Does your business require employees to wear uniforms or other special clothing? Under the Tax Cuts and Jobs Act (TCJA), employees can no longer deduct out-of-pocket expenses for those items.
Strategy: Buy uniforms or clothes for employees. The cost is deductible as an ordinary and necessary business expense. Similarly, reimbursements for these expenses are deductible by your business and tax-free to employees.
Here’s the whole story: Previously, employees could generally deduct uniforms and special clothes required for work as miscellaneous expenses, subject to a threshold of 2% of adjusted gross income (AGI).

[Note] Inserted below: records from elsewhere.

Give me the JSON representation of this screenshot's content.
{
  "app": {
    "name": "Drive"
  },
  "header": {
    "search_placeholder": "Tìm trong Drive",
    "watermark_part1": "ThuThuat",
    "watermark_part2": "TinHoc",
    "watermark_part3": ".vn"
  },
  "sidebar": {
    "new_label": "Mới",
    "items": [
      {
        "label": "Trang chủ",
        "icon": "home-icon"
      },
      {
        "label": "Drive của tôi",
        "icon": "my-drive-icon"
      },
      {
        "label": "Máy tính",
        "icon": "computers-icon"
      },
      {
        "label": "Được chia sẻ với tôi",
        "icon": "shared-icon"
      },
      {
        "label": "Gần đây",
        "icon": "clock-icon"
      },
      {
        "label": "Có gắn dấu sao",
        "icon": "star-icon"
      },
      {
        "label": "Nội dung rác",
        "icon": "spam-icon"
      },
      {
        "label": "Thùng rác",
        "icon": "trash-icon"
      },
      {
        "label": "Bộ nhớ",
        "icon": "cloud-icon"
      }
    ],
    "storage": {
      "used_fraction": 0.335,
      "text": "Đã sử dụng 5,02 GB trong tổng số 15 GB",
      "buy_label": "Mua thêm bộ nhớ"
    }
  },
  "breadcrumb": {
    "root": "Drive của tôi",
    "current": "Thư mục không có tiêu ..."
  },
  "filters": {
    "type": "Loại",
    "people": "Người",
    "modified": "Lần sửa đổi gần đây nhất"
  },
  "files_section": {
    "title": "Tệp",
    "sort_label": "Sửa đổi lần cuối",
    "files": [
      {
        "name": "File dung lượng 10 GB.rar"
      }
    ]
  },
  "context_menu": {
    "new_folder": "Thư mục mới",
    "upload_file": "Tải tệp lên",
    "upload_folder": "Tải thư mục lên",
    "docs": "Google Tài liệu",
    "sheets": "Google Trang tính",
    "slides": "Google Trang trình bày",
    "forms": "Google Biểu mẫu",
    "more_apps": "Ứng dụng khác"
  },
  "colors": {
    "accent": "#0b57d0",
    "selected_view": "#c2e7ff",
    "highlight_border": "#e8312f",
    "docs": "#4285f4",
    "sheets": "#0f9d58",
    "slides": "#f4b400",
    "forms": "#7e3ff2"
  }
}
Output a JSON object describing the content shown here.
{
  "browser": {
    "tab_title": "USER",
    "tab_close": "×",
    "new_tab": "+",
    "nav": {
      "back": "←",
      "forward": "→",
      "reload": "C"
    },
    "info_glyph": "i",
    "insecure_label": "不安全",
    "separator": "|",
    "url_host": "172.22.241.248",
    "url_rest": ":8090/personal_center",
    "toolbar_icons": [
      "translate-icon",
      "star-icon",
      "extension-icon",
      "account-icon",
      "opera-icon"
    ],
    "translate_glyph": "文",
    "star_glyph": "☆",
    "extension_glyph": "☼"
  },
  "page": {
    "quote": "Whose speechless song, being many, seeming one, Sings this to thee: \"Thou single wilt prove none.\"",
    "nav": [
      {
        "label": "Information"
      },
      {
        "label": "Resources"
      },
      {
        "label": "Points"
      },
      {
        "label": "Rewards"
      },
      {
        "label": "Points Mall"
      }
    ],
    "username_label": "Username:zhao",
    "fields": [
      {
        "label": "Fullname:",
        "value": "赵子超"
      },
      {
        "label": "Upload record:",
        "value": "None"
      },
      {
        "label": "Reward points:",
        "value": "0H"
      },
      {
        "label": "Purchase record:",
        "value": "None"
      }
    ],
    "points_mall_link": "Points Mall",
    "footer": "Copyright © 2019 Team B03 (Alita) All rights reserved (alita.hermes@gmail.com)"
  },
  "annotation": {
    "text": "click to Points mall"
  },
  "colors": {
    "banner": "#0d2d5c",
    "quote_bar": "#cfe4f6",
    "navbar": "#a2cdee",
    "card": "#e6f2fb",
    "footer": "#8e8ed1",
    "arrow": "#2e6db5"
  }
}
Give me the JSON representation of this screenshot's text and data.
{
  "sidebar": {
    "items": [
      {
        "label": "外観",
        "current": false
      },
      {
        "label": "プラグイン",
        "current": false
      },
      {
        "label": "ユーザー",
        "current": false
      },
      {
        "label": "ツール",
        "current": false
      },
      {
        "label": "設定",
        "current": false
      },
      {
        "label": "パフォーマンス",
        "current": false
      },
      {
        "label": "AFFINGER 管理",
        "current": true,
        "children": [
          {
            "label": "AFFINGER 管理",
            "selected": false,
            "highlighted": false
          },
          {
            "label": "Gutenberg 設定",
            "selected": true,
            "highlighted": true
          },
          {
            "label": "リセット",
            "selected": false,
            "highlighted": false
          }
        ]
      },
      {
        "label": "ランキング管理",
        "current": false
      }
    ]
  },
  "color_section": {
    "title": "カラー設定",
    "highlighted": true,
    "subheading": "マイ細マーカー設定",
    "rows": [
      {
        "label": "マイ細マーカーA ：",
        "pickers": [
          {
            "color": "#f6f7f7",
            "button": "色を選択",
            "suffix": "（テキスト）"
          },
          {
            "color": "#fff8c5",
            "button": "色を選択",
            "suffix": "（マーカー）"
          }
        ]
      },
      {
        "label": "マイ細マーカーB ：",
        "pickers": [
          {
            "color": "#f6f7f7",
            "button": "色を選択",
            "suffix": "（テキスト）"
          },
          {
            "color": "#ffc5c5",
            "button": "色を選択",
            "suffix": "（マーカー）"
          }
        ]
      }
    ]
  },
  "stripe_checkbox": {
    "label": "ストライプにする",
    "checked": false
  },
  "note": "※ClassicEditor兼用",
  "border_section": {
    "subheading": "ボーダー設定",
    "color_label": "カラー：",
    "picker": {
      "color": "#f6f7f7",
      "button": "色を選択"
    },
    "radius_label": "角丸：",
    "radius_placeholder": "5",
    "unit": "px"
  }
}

But the TCJA eliminates most miscellaneous expense deductions, regardless of AGI, for 2018 through 2025. So, employers may pay for these expenses and factor the cost into employee compensation.
Typically, your business can deduct uniform costs if they are reasonable and necessary costs of doing business. For instance, if you own a restaurant, it’s reasonable to require employees to wear a uniform during business hours. Some other examples of deductible uniforms and clothing are construction hard hats, other safety gear, and theatrical dress.
However, you can’t deduct the cost of “street clothes” you or your employees wear to work. Suits and general business attire are considered street clothes for both men and women.
Tip: Your business can also deduct amounts paid to clean uniforms and special clothing.